The contract will run for a year and sets out 89 days of studio time in the final months of 2014 and early next year. The deadline for bids is August 7.
NETFLIX IN PUSH FOR EUROPEAN MARKET
OUR counterparts on the continent better get used to sleep-deprivation; the freedom to binge-watch series like 'House of Cards' is about to break new ground. Netflix has announced plans to expand into six European countries this year, introducing its online TV and movie streaming service to the French, German and Swiss markets. It's pushing hard to expand overseas; despite the fact that Netflix is available in 40 countries, some 35.7m of its 48m customers come from home territory in the US. It's already available in the UK, the Netherlands, Denmark, Norway, Sweden and Finland as well as Ireland.
The company, which created the popular 'House of Cards' TV show, will also enter Austria, Belgium and Luxembourg in late 2014, and will face different rules and competitors in each market.

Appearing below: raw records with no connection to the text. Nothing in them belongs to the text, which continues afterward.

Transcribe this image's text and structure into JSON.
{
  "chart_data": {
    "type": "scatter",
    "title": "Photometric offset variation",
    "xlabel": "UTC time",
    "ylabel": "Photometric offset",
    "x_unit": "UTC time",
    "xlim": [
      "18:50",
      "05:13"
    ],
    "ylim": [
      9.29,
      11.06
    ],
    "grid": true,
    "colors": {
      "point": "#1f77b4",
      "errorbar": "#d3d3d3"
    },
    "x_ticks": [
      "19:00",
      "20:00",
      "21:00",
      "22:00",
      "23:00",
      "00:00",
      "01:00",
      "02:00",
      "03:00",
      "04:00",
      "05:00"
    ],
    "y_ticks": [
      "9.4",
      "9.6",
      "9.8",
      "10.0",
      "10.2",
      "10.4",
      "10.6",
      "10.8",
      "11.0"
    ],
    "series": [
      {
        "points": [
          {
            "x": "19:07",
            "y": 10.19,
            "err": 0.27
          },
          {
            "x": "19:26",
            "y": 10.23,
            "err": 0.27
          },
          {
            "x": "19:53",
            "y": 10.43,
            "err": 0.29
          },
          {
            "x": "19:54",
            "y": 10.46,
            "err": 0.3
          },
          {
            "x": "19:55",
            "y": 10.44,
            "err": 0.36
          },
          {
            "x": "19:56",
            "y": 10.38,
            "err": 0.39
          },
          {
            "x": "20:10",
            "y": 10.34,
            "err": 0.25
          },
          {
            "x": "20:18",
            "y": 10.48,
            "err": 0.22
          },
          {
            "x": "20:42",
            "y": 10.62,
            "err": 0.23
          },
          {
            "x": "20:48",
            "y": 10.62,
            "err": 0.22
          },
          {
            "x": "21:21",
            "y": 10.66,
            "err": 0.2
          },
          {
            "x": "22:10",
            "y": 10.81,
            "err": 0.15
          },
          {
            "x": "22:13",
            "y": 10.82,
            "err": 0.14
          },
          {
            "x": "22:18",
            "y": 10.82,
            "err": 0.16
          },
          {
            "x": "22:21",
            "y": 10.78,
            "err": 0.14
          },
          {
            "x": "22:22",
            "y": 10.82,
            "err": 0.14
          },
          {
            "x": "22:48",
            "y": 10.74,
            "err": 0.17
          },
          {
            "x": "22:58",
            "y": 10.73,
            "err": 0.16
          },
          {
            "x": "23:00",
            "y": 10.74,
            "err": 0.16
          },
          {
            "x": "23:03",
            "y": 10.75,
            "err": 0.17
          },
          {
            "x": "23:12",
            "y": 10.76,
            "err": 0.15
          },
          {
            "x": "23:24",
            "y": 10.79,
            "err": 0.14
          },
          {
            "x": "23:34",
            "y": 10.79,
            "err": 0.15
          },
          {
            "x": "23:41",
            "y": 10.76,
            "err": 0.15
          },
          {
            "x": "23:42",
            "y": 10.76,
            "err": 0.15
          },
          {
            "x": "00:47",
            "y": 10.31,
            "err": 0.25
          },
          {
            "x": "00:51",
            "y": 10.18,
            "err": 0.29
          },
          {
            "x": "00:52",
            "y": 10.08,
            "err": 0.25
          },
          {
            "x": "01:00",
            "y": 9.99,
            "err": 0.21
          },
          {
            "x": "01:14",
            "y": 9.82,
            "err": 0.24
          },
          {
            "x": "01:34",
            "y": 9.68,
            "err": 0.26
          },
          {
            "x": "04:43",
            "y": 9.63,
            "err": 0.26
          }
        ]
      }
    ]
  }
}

It won't have exclusive rights to its original show in all markets, as 'House of Cards' has already been broadcast in Germany. Netflix will also have to face complex rules in France, where a film cannot be streamed on a subscription video service until three years after its release.
Details on programming and pricing in each country have not yet been announced, although the service already varies from country to country in the European markets Netflix is already active in. In the UK it costs £5.99 a month while a subscription in the Netherlands costs €8.99 a month. New Irish subscribers currently pay €8 a month – but this is expected to rise to €9 later this summer.
The costs of launching in the new markets will keep Netflix's international unit at a loss, the firm said in a letter to shareholders in April.
TV CHEFS OUTSELL HARRY'S WIZARDS
HARRY Potter publisher Bloomsbury has swapped wizards for whisks as a schedule of cookery books based on television series drives a recovery in print sales.
The British independent publisher has launched a push into the cook book sector and has enjoyed strong sales from titles such as 'Masterchef: the Finalists' and 'Paul Hollywood's Pies and Puds' (by the co-presenter of BBC TV series 'The Great British Bake Off').
Broker Investec expects sales from adult print titles, which include cookery and fiction titles, to increase by 6pc for the year ending February, reversing last year's 7pc fall in sales.
When Bloomsbury publishes its latest full-year results on Tuesday, it is expected to report pre-tax profits up by more than a quarter. Analysts are forecasting a profit before tax of £12.4m, on sales of £107m.
Chief executive Nigel Newton is aiming to turn Bloomsbury into a publisher that is more balanced between adult, children's, academic and e-books.
The Harry Potter series brought Bloomsbury a cash windfall of about £100m during the 14 years from when it first hit the shelves in 1997.